This question comes from the first chapter of Robert Stoll's book, and it asks:
For each positive integer $n$, give an example of a set $A_n$ of $n$ elements such that for each pair of elements of $A_n$, one member is an element of the other.
I was able to solve for the case where, for a pair $a,b \in A$ we have $a \in b$ without necessarily having $b \in a$.
It is only when I tried to make both membership relations be true that I ran into some doubts. In particular, my solution was to define the $n$ elements in this way:
$$ S_0 = \{S_1, S_2, ..., S_n\} $$ $$ S_1 = \{S_0, S_2, ..., S_n\} $$ $$ S_2 = \{S_0, S_1, S_3, ..., S_n\} $$
and so on, and then define
$$ A_n = \{m_1, m_2, ..., m_n\}. $$
But I am uncertain on whether or not this is allowed, mostly because I am unfamiliar with rigorous, axiomatic set theories, but also because I know that, when we're dealing with infinities such as defined above, we often get counter intuitive results which are hard to see at first glance. In order to check, I tried to disprove this by deriving either a contradiction or an absurdity from this definition, but couldn't.
So my question is: is this allowed? If not, could you explain why not?
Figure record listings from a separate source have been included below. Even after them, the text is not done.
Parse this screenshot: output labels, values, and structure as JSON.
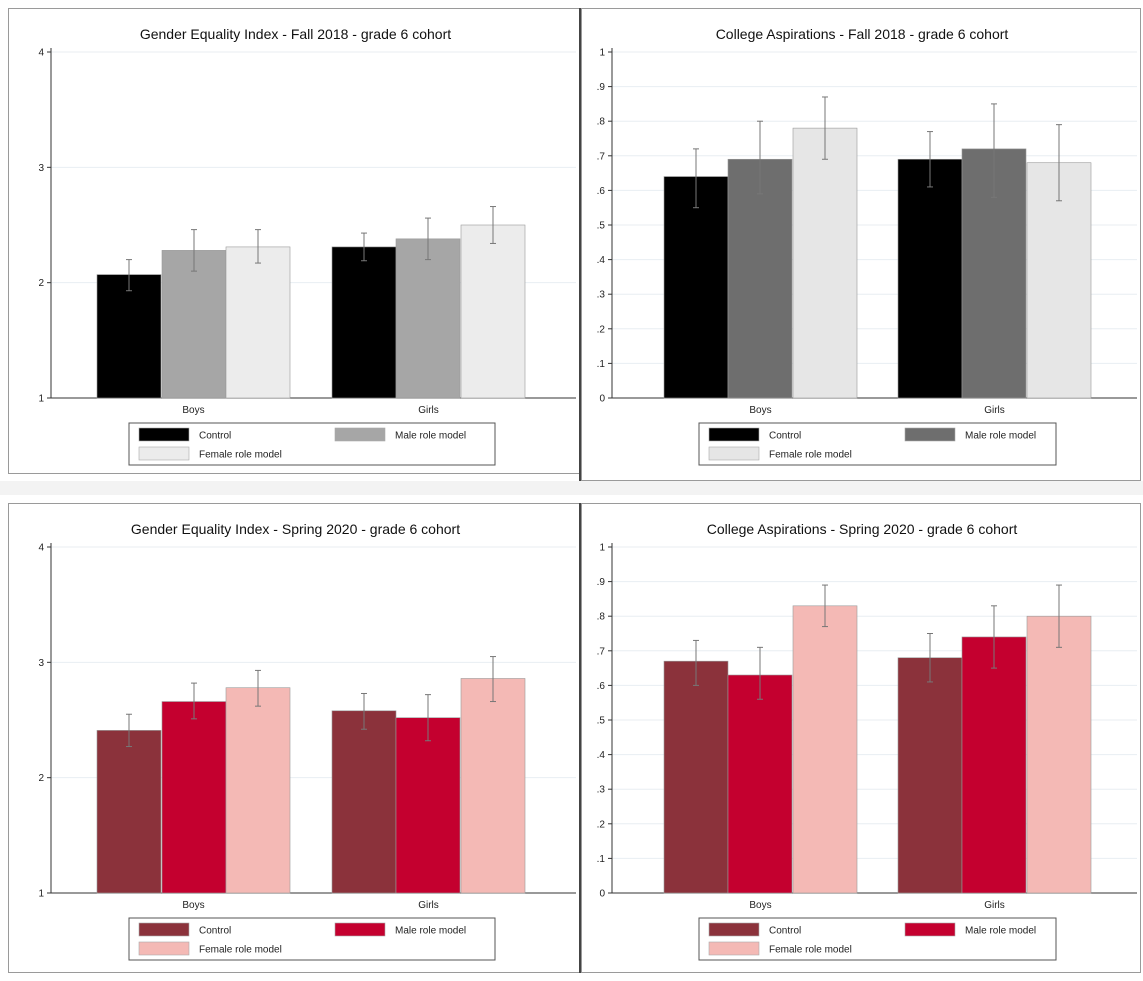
{
  "chart_data": [
    {
      "type": "bar",
      "title": "Gender Equality Index - Fall 2018 - grade 6 cohort",
      "categories": [
        "Boys",
        "Girls"
      ],
      "ylim": [
        1,
        4
      ],
      "yticks": [
        "1",
        "2",
        "3",
        "4"
      ],
      "yticks_values": [
        1,
        2,
        3,
        4
      ],
      "legend_position": "bottom",
      "grid": true,
      "series": [
        {
          "name": "Control",
          "color": "#000000",
          "values": [
            2.07,
            2.31
          ],
          "ci_low": [
            1.93,
            2.19
          ],
          "ci_high": [
            2.2,
            2.43
          ]
        },
        {
          "name": "Male role model",
          "color": "#a6a6a6",
          "values": [
            2.28,
            2.38
          ],
          "ci_low": [
            2.1,
            2.2
          ],
          "ci_high": [
            2.46,
            2.56
          ]
        },
        {
          "name": "Female role model",
          "color": "#ececec",
          "values": [
            2.31,
            2.5
          ],
          "ci_low": [
            2.17,
            2.34
          ],
          "ci_high": [
            2.46,
            2.66
          ]
        }
      ]
    },
    {
      "type": "bar",
      "title": "College Aspirations - Fall 2018 - grade 6 cohort",
      "categories": [
        "Boys",
        "Girls"
      ],
      "ylim": [
        0,
        1
      ],
      "yticks": [
        "0",
        ".1",
        ".2",
        ".3",
        ".4",
        ".5",
        ".6",
        ".7",
        ".8",
        ".9",
        "1"
      ],
      "yticks_values": [
        0,
        0.1,
        0.2,
        0.3,
        0.4,
        0.5,
        0.6,
        0.7,
        0.8,
        0.9,
        1
      ],
      "legend_position": "bottom",
      "grid": true,
      "series": [
        {
          "name": "Control",
          "color": "#000000",
          "values": [
            0.64,
            0.69
          ],
          "ci_low": [
            0.55,
            0.61
          ],
          "ci_high": [
            0.72,
            0.77
          ]
        },
        {
          "name": "Male role model",
          "color": "#6e6e6e",
          "values": [
            0.69,
            0.72
          ],
          "ci_low": [
            0.59,
            0.58
          ],
          "ci_high": [
            0.8,
            0.85
          ]
        },
        {
          "name": "Female role model",
          "color": "#e6e6e6",
          "values": [
            0.78,
            0.68
          ],
          "ci_low": [
            0.69,
            0.57
          ],
          "ci_high": [
            0.87,
            0.79
          ]
        }
      ]
    },
    {
      "type": "bar",
      "title": "Gender Equality Index - Spring 2020 - grade 6 cohort",
      "categories": [
        "Boys",
        "Girls"
      ],
      "ylim": [
        1,
        4
      ],
      "yticks": [
        "1",
        "2",
        "3",
        "4"
      ],
      "yticks_values": [
        1,
        2,
        3,
        4
      ],
      "legend_position": "bottom",
      "grid": true,
      "series": [
        {
          "name": "Control",
          "color": "#8b323b",
          "values": [
            2.41,
            2.58
          ],
          "ci_low": [
            2.27,
            2.42
          ],
          "ci_high": [
            2.55,
            2.73
          ]
        },
        {
          "name": "Male role model",
          "color": "#c4002f",
          "values": [
            2.66,
            2.52
          ],
          "ci_low": [
            2.51,
            2.32
          ],
          "ci_high": [
            2.82,
            2.72
          ]
        },
        {
          "name": "Female role model",
          "color": "#f4b9b5",
          "values": [
            2.78,
            2.86
          ],
          "ci_low": [
            2.62,
            2.66
          ],
          "ci_high": [
            2.93,
            3.05
          ]
        }
      ]
    },
    {
      "type": "bar",
      "title": "College Aspirations - Spring 2020 - grade 6 cohort",
      "categories": [
        "Boys",
        "Girls"
      ],
      "ylim": [
        0,
        1
      ],
      "yticks": [
        "0",
        ".1",
        ".2",
        ".3",
        ".4",
        ".5",
        ".6",
        ".7",
        ".8",
        ".9",
        "1"
      ],
      "yticks_values": [
        0,
        0.1,
        0.2,
        0.3,
        0.4,
        0.5,
        0.6,
        0.7,
        0.8,
        0.9,
        1
      ],
      "legend_position": "bottom",
      "grid": true,
      "series": [
        {
          "name": "Control",
          "color": "#8b323b",
          "values": [
            0.67,
            0.68
          ],
          "ci_low": [
            0.6,
            0.61
          ],
          "ci_high": [
            0.73,
            0.75
          ]
        },
        {
          "name": "Male role model",
          "color": "#c4002f",
          "values": [
            0.63,
            0.74
          ],
          "ci_low": [
            0.56,
            0.65
          ],
          "ci_high": [
            0.71,
            0.83
          ]
        },
        {
          "name": "Female role model",
          "color": "#f4b9b5",
          "values": [
            0.83,
            0.8
          ],
          "ci_low": [
            0.77,
            0.71
          ],
          "ci_high": [
            0.89,
            0.89
          ]
        }
      ]
    }
  ]
}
Would this lead to either a contradiction or an absurdity?
Your particular proposal is indeed disallowed by standard set theory: since every two elements of your $A_n$ contain each other both ways, $A_n$ would violate the Axiom of Regularity.
This follows necessarily from your interpretation of the task as wanting inclusion both ways, but I'm very sure that it is only meant to require that for every $a,b\in A_n$ it holds that there is one of $a$ and $b$ that is an element of the other -- in other words, either $a\in b$ or $b\in a$ must hold.
This naturally leads to a solution based on successively defining $$ A_n = \{A_0, A_1, \ldots, A_{n-1}\}$$ which happens to produce the most popular representation of the natural numbers themselves within pure set theory: the (finite) Von Neumann ordinals.